La levée des brevets sur les vaccins de COVID-19 par l’OMC constitue, dit-elle, un impératif puisqu’il est impossible de négocier à la pièce avec chaque firme, pays par pays, pour obtenir le droit de produire et utiliser les vaccins. Le fait que des dizaines de compagnies peuvent détenir des droits de propriété sur un composant ou un autre des vaccins en question rend toute solution négociée encore plus kafkaïenne.

Les firmes pharmaceutiques concernées doivent accepter de transférer les technologies, en particulier pour la nouvelle génération de vaccins à base d’ARN messager, et être « contraintes de le faire » si elles refusent de collaborer, dans le cas où les États parviennent à un consensus à ce sujet, dit-elle.

Denise Byrnes note que les compagnies ayant produit les premiers vaccins contre la COVID-19 ont déjà engrangé des profits faramineux qui ont permis à beaucoup de gestionnaires de devenir littéralement milliardaires après avoir bénéficié d’importantes subventions publiques pour assurer la recherche et le développement.

« C’est le temps de partager.
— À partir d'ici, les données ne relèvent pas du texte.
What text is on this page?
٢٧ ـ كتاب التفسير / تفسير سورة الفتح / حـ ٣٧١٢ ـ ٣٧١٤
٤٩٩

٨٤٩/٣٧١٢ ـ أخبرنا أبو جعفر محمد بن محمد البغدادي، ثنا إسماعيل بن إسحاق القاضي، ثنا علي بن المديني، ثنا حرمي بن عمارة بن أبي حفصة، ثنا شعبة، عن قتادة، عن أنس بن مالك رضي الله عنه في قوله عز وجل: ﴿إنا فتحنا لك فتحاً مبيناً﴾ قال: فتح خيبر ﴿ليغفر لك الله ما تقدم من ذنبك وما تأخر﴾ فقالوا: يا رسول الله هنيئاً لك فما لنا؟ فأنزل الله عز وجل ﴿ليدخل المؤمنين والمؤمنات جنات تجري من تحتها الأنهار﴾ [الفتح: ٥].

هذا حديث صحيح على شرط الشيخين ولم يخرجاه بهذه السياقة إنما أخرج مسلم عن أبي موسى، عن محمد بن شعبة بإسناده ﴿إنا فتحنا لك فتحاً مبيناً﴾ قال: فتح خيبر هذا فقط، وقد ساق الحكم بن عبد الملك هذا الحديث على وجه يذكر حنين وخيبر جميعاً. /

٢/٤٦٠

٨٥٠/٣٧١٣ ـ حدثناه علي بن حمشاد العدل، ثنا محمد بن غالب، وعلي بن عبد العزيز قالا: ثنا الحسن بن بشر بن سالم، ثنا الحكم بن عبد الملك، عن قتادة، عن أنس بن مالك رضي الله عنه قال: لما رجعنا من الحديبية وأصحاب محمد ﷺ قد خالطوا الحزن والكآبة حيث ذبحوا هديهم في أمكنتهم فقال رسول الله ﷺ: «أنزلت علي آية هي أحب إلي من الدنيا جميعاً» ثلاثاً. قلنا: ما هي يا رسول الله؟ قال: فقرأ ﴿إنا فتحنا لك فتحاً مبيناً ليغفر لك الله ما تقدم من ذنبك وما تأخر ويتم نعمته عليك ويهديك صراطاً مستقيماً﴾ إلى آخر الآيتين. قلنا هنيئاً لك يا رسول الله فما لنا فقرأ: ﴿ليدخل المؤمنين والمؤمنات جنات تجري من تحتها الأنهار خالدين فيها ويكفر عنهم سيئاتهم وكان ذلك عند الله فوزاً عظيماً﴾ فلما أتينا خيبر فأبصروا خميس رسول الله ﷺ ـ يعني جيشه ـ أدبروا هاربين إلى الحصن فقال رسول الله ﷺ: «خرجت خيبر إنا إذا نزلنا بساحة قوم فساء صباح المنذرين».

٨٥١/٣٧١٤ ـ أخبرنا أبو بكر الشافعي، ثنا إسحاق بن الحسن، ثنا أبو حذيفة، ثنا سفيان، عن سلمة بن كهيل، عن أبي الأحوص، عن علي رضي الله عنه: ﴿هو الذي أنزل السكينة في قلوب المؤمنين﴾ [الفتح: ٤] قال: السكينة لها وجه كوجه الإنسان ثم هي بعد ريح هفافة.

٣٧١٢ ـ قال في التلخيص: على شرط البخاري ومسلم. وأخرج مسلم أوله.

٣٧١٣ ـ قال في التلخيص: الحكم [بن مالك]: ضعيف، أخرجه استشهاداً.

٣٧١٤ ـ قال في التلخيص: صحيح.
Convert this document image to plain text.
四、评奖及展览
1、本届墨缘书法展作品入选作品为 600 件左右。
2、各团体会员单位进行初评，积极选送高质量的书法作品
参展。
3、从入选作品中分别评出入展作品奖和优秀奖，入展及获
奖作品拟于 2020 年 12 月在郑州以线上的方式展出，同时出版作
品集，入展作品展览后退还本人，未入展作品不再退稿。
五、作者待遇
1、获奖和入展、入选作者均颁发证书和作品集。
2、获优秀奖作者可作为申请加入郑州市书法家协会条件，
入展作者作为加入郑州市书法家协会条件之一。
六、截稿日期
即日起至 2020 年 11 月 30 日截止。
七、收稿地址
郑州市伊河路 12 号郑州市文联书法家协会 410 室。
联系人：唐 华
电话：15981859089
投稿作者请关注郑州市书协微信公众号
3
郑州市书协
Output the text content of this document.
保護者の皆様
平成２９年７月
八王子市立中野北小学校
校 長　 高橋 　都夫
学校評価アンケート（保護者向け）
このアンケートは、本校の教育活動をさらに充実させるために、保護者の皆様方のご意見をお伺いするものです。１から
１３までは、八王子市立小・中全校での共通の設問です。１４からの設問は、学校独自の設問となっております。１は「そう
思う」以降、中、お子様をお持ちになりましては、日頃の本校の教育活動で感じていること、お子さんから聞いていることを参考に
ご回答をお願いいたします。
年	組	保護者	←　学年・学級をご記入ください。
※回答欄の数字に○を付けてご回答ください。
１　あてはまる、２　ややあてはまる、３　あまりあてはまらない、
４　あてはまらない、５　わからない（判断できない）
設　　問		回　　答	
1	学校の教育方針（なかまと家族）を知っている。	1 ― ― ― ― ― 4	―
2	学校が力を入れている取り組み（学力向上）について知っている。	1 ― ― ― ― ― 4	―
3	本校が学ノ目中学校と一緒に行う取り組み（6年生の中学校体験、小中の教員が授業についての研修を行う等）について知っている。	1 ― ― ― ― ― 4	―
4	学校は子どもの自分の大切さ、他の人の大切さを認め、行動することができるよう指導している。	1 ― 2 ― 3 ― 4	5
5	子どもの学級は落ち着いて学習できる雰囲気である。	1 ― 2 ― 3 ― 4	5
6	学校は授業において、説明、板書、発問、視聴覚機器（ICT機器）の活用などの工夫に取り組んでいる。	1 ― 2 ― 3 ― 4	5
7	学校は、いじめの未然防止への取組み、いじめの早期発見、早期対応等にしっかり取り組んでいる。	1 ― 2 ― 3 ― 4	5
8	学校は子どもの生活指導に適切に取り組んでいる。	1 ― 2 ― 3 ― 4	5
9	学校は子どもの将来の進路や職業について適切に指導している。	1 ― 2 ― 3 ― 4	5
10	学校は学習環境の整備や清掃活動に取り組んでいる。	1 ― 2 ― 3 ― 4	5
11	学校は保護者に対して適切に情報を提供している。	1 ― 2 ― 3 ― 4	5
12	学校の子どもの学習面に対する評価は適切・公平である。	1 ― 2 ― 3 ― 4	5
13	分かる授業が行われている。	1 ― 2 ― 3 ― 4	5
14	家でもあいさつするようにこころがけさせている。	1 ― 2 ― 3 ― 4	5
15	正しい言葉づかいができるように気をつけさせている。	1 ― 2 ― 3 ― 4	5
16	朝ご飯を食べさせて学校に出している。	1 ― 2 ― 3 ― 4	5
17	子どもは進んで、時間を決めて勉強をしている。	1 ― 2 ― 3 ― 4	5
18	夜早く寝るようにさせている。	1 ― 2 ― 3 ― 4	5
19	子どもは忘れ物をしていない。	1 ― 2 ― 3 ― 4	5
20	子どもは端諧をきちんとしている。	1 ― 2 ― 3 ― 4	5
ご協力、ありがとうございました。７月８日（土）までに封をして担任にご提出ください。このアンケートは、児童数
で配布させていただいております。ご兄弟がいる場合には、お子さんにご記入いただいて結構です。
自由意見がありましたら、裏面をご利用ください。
Ces vaccins appartiennent en quelque sorte à tout le monde », conclut-elle.

Les producteurs de vaccins promettent des doses

Les producteurs de vaccins contre la COVID-19 Pfizer/BioNTech, Moderna et Johnson & Johnson, qui se voient pressés de partager leur technologie et leur savoir-faire pour corriger les inégalités existantes, se sont engagés vendredi au cours d’un sommet du G20 à fournir à prix coûtant ou réduit 3,5 milliards de doses aux pays les plus pauvres en 2021 et 2022. Les responsables des laboratoires ont fait cette promesse à l’occasion d’un sommet virtuel sur la santé organisé par la présidence italienne du G20 et la Commission européenne. « Tout le monde, partout » doit avoir accès aux vaccins, a déclaré la présidente de la commission, Ursula von der Leyen.